Misao Dean, who teaches Canadian literature at the University of Victoria, was educated at Ottawa's Carleton University and Queen's University at Kingston, where she received a Ph.D. in 1986. She has published critiques on authors such as Susanna Moodie and Emily Carr, and authored several books. She also edited "Early Canadian Short Stories: Short Stories in English before World War I" (2000, Tecumseh).
358 pages, Paperback ISBN: 9781896133157 $19.95 CA
358 pages, Hardcover ISBN: 9781896133133 $39.95 CA
About the Book
This collection of short stories written in Canada before the end of WWI navigates between the extremes of commercial fiction and "serious literature," and between the canonically sanctioned and the marginalized, in order to be at once historically representative, inclusive, and open to a variety of critical approaches. It includes works by well-known authors such as Thomas Chandler Haliburton, Charles G. D. Roberts, and Stephen Leacock, as well as lesser-known writers (such as the Chinese-Canadian Edith Eaton) and many such as Gilbert Parker and E. W. Thomson who have become less popular in the last thirty years. It places a variety of popular forms, including the detective story and the wilderness adventure, alongside serious stories of psychological realism, spiritual renewal, and political advocacy.

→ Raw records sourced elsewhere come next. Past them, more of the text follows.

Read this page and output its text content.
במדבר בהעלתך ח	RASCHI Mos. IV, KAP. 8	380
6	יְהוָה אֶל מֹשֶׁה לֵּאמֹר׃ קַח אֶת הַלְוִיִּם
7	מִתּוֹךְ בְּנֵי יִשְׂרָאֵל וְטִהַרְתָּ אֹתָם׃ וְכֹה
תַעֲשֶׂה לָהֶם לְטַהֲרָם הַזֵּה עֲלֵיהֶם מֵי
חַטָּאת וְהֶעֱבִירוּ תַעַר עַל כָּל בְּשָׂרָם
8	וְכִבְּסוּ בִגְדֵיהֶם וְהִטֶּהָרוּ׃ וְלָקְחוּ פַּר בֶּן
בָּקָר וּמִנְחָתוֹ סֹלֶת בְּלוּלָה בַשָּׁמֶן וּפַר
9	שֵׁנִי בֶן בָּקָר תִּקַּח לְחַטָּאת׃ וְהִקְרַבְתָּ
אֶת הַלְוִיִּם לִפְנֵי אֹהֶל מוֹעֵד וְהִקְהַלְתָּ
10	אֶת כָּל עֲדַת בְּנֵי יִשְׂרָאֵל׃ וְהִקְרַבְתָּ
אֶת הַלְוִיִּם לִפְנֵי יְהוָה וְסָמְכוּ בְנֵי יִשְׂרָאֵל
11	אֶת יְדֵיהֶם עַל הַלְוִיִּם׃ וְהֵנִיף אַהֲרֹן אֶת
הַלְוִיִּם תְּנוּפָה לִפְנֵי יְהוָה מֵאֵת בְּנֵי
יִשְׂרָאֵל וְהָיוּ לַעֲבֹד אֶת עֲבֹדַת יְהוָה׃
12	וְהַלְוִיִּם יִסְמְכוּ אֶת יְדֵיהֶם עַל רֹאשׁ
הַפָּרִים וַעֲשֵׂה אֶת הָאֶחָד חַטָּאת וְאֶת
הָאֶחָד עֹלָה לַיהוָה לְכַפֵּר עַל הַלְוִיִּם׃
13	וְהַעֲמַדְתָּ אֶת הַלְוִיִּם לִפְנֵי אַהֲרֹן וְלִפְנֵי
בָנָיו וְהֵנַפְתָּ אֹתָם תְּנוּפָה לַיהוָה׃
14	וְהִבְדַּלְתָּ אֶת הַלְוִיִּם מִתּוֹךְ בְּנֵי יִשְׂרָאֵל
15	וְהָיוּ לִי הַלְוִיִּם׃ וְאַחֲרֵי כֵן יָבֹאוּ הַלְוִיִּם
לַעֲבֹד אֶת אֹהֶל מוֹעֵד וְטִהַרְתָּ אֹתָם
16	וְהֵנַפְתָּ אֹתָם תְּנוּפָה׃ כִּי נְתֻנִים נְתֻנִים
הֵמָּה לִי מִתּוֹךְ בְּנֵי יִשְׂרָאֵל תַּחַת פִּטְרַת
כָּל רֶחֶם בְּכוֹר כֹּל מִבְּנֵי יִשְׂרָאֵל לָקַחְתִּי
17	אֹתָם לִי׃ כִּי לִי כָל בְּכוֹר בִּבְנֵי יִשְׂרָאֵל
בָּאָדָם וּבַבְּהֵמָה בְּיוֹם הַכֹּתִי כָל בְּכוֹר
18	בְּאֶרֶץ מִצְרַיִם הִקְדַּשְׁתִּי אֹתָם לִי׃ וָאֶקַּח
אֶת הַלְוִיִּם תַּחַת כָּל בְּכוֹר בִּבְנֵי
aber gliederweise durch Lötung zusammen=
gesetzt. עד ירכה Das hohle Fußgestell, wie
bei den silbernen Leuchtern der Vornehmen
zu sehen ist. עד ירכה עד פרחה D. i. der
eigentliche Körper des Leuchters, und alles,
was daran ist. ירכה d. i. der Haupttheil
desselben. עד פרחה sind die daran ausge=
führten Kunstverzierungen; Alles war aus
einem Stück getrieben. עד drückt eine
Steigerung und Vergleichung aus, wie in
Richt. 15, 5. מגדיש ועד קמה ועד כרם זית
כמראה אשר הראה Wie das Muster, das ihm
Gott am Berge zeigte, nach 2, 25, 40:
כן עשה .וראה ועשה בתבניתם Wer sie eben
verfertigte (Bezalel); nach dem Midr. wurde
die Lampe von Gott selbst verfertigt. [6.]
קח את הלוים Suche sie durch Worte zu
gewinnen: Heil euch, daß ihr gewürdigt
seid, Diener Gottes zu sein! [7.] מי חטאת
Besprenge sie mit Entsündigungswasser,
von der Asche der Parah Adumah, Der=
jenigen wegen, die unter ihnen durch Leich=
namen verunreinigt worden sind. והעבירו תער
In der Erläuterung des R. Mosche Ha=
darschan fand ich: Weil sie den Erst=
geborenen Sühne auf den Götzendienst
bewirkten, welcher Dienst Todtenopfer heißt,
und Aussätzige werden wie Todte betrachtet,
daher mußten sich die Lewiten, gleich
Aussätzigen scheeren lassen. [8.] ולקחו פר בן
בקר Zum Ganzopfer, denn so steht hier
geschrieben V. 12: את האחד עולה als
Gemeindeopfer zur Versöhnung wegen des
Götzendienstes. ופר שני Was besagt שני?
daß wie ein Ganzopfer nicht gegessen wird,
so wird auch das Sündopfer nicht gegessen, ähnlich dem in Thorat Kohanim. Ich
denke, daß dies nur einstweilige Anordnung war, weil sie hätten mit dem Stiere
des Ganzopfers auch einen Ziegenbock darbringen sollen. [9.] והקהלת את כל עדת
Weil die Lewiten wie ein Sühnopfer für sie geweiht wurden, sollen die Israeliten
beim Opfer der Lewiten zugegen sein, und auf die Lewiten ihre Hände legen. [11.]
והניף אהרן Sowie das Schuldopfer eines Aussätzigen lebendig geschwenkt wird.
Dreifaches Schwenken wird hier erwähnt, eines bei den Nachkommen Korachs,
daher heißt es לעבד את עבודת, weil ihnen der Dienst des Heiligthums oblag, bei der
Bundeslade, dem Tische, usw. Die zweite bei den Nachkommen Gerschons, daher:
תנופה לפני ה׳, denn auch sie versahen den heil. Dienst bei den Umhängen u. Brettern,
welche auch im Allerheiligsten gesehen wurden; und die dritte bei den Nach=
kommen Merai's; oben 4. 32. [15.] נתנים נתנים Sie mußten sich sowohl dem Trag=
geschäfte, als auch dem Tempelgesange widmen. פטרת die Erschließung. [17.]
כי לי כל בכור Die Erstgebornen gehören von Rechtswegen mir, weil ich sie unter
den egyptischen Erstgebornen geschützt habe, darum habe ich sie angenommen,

These stories are just plain great reading, especially for those interested in Canada and our history as Canadians. They offer a chance to laugh with Pauline Johnson at the stereotype of the "Indian Princess," to experience "camping out" in Muskoka in 1886, and to lament, with J. MacDonald Oxley, the US domination of the Canadian literary market. They also offer students the opportunity to discuss some of the most interesting issues in current literary studies: the ways that genre encodes cultural assumptions; the construction of gender in early Canada; the ways that Canadians have understood themselves as members of a national community, and the ways this community has constructed its racialized "other." They invite readers to rethink what Canada is, and imagine what it might be in the future.
This critical edition includes contributions from these Canadian writers: Frank Davey, W. H. New, James Doyle, Mary Louise Pratt, Stephen Scobie, and Daniel Francis.